如何用刮链接phantomjs [英] how to scrape links with phantomjs
问题描述
可以 PhantomJS 中使用的到的 BeautifulSoup ?
我想搜索的Etsy的参观足月的所有环节。在Python中,我知道如何做到这一点(与BeautifulSoup),但今天我想看看我能不能做同样的PhantomJS。我没有得到很远。
I am trying to search on Etsy and visit all the links in term. In Python, I know how to do this (with BeautifulSoup) but today I want to see if I can do the same with PhantomJS. I'm not getting very far.
该脚本应搜索的Etsy的凯蒂猫,并返回所有产品<一类=挂牌拇指的href = ...>< / A>
并在控制台打印出来。理想情况下我会去拜访他们以后得到我需要的信息。现在,它只是冻结。任何想法?
This script should search "hello kitty" on Etsy and return all the of products
<a class="listing-thumb" href=...></a>
and print them in the console. Ideally I'd visit them later on and get the information I need. Right now it just freezes. Any ideas?
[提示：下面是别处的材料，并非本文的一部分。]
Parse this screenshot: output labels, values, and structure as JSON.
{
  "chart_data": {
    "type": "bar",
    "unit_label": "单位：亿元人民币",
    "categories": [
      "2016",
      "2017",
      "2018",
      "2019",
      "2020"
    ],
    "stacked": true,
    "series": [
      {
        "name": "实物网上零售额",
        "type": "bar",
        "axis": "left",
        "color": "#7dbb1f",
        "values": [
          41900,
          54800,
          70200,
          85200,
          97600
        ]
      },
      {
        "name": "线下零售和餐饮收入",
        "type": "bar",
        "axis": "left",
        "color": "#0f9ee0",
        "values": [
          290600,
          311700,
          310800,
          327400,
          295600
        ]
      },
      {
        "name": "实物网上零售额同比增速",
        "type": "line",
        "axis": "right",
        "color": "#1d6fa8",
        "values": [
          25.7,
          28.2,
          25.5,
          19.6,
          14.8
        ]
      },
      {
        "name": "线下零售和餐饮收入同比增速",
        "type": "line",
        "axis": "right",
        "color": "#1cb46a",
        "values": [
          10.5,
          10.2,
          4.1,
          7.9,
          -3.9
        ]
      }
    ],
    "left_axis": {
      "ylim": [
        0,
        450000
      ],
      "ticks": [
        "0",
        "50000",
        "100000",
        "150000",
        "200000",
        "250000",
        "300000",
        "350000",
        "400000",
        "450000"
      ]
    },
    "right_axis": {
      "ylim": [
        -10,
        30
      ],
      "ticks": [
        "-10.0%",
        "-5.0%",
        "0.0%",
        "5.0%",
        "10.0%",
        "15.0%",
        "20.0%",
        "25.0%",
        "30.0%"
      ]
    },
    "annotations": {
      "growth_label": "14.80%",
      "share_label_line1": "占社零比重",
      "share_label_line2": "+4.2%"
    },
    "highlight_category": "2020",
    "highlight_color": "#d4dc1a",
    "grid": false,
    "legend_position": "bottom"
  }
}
var page = require('webpage').create();
var url = 'http://www.etsy.com/search?q=hello%20kitty';
page.open(url, function(status){
// list all the a.href links in the hello kitty etsy page
var link = page.evaluate(function() {
return document.querySelectorAll('a.listing-thumb');
});
for(var i = 0; i < link.length; i++){ console.log(link[i].href); }
phantom.exit();
});
我已经玩弄使用 CasperJS ,这可能为这个更好的设计。
I have toyed with using CasperJS, which may be better designed for this.
推荐答案
PhantomJS 评估()
不能序列化和返回象HTML元素或的NodeLists复杂的对象,所以你必须映射他们之前序列化的东西:
PhantomJS evaluate()
cannot serialize and return complex objects like HTMLElements or NodeLists, so you have to map them to serializable things before:
var page = require('webpage').create();
var url = 'http://www.etsy.com/search?q=hello%20kitty';
page.open(url, function(status) {
// list all the a.href links in the hello kitty etsy page
var links = page.evaluate(function() {
return [].map.call(document.querySelectorAll('a.listing-thumb'), function(link) {
return link.getAttribute('href');
});
});
console.log(links.join('\n'));
phantom.exit();
});
请注意:在这里我们使用 [] map.call()
为了治疗节点列表
作为。标准阵列
。
Note: here we use [].map.call()
in order to treat a NodeList
as a standard Array
.
这篇关于如何用刮链接phantomjs的文章就介绍到这了,希望我们推荐的答案对大家有所帮助,也希望大家多多支持IT屋!